With the current code, the pre-trained models are meant to be used with GlueDataset. This is because label ordering ("entailment", "contradiction" and "neutral") has been changed in MNLI obtained from datasets. To use with datasets library, use new_run_glue.py instead.

To use these, simply use

from transformers import AutoModel # For BERTs
from transformers import AutoModeForSequenceClassification # For models fine-tuned on MNLI
from transformers import AutoTokenizer

tokenizer = AutoTokenizer.from_pretrained("prajjwal1/MODEL_NAME") # v1 and v2
model = AutoModelForSequenceClassification.from_pretrained("prajjwal1/MODEL_NAME") # v1 and v2

Running Experiments

Most of this codebase will work perfectly with older version of transformers (i.e version 3.3). At that time, GlueDataset class was used instead of datasets library.
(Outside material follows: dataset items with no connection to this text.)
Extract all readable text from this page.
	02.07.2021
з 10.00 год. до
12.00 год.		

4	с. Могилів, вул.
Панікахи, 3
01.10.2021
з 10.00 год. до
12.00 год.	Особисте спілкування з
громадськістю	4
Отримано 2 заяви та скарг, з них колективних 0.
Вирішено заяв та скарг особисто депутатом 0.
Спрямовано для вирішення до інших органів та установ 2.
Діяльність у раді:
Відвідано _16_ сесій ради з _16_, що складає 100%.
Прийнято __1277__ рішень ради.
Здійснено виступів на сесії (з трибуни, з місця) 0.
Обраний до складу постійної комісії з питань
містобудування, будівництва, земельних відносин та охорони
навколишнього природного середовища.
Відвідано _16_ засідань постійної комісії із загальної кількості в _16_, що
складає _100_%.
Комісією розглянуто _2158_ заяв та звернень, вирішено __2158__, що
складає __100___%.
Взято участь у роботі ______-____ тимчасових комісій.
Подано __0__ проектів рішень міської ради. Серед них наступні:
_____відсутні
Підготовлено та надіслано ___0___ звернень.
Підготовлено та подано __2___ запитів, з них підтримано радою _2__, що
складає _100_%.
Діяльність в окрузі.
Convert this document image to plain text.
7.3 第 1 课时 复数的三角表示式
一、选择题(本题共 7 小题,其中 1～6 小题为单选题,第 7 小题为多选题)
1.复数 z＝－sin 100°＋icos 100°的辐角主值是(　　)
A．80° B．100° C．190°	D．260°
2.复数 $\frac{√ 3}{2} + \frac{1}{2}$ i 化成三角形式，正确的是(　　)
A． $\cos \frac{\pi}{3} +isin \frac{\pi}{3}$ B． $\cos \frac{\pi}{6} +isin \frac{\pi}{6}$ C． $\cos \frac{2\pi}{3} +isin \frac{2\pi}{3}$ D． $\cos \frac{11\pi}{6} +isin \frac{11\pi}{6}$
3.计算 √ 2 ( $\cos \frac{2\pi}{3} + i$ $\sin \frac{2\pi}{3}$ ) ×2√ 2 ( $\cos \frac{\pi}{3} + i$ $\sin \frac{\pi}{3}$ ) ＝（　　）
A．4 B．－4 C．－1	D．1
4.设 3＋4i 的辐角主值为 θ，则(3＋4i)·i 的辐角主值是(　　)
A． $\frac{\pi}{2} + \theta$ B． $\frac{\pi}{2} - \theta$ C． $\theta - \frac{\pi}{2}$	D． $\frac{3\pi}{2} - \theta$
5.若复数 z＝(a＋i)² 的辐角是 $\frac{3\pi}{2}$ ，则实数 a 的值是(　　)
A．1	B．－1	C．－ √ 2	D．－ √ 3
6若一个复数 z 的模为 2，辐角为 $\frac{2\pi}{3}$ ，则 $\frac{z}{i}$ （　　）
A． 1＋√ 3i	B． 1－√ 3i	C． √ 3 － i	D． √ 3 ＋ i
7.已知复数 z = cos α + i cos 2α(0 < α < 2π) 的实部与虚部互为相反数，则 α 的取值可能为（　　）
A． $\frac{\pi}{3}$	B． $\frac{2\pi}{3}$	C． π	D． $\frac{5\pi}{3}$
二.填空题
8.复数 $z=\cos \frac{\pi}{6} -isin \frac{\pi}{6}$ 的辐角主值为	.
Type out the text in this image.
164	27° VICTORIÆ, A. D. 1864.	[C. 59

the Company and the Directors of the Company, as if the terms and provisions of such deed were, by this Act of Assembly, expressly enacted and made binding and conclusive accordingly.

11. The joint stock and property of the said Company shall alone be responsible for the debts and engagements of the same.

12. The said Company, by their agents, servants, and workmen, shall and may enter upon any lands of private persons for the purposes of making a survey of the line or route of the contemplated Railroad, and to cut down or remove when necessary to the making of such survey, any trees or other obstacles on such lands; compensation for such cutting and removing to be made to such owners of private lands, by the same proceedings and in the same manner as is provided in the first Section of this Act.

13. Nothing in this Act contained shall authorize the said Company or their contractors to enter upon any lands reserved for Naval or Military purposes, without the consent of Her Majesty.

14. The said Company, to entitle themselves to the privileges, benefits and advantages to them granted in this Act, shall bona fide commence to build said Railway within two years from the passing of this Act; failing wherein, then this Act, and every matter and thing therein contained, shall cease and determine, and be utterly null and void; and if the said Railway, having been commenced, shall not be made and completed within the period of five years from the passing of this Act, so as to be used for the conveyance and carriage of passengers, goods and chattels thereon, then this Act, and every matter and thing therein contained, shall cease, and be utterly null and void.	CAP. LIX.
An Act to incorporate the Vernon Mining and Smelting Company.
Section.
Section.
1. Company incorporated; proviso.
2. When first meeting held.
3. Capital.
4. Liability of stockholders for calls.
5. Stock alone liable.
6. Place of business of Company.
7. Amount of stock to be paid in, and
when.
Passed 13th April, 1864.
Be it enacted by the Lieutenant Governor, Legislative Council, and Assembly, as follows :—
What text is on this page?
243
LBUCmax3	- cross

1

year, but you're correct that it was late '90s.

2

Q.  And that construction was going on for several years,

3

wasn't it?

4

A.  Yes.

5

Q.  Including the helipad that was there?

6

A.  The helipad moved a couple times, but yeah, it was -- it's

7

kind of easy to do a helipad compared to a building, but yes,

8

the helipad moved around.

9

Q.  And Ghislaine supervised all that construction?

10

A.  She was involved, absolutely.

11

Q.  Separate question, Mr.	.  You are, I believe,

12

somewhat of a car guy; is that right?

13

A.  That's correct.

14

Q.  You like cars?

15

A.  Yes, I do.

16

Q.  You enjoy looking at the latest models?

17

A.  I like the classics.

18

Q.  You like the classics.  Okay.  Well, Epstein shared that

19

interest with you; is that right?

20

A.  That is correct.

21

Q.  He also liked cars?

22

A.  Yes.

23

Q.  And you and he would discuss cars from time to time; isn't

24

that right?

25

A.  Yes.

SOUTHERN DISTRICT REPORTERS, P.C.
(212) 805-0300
To execute any command, please set the variables

export TASK_NAME = MNLI
export GLUE_DIR = /path/to/glue_directory/

Finetuning

 python3 run_glue.py   --model_name_or_path MODEL_NAME   --task_name $TASK_NAME   --do_train   --do_eval \
                       --data_dir $GLUE_DIR/$TASK_NAME/   --max_seq_length 128   --per_gpu_train_batch_size 512 \
                       --learning_rate 2e-5   --num_train_epochs 3.0   --output_dir /home/nlp/experiments/seed_0/100_pct \
                       --fp16 --seed 0

The following will run with transformers v4.1 and uses datasets

python3 new_run_glue.py \\
  --model_name_or_path ~/experiments/again_bert_base_ft \\
  --save_strategy epoch \\
  --evaluation_strategy epoch\\
  --task_name $TASK_NAME \\
  --do_eval \\
  --max_seq_length 96 \\
  --per_device_eval_batch_size 256 \\
  --per_device_train_batch_size 512 \\
  --learning_rate 2e-5 \\
  --num_train_epochs 8.0 \\
  --output_dir ~/experiments/again_bert_base_ft \\
  --overwrite_output_dir

Subsampling

To extract `CLS` embeddings of BERT, use

python3 get_embeddings.py --model_name_or_path bert-base-uncased --task_name $TASK_NAME --data_dir $GLUE_DIR/$TASK_NAME --max_seq_len 128 --per_device_train_batch_size 512 --output_dir /home/nlp/experiments/

For random subsampling (increasing data)

Specify the data percentage by data_pct argument.

python3 subsampling_mnli.py   --model_name_or_path bert-large-uncased --task_name   --do_eval  --data_dir /home/nlp/data/glue_data//   --max_seq_length 80  --per_device_train_batch_size 256   --learning_rate 2e-5   --num_train_epochs 50.0   --output_dir /home/nlp/experiments/overfitting/bert_large  --fp16 --data_pct 0.01 --do_train --evaluate_during_training --eval_steps 8 --overwrite_output_dir --per_device_eval_batch_size 512

Clustering

For performing clustering, there are multiple ways to go about it.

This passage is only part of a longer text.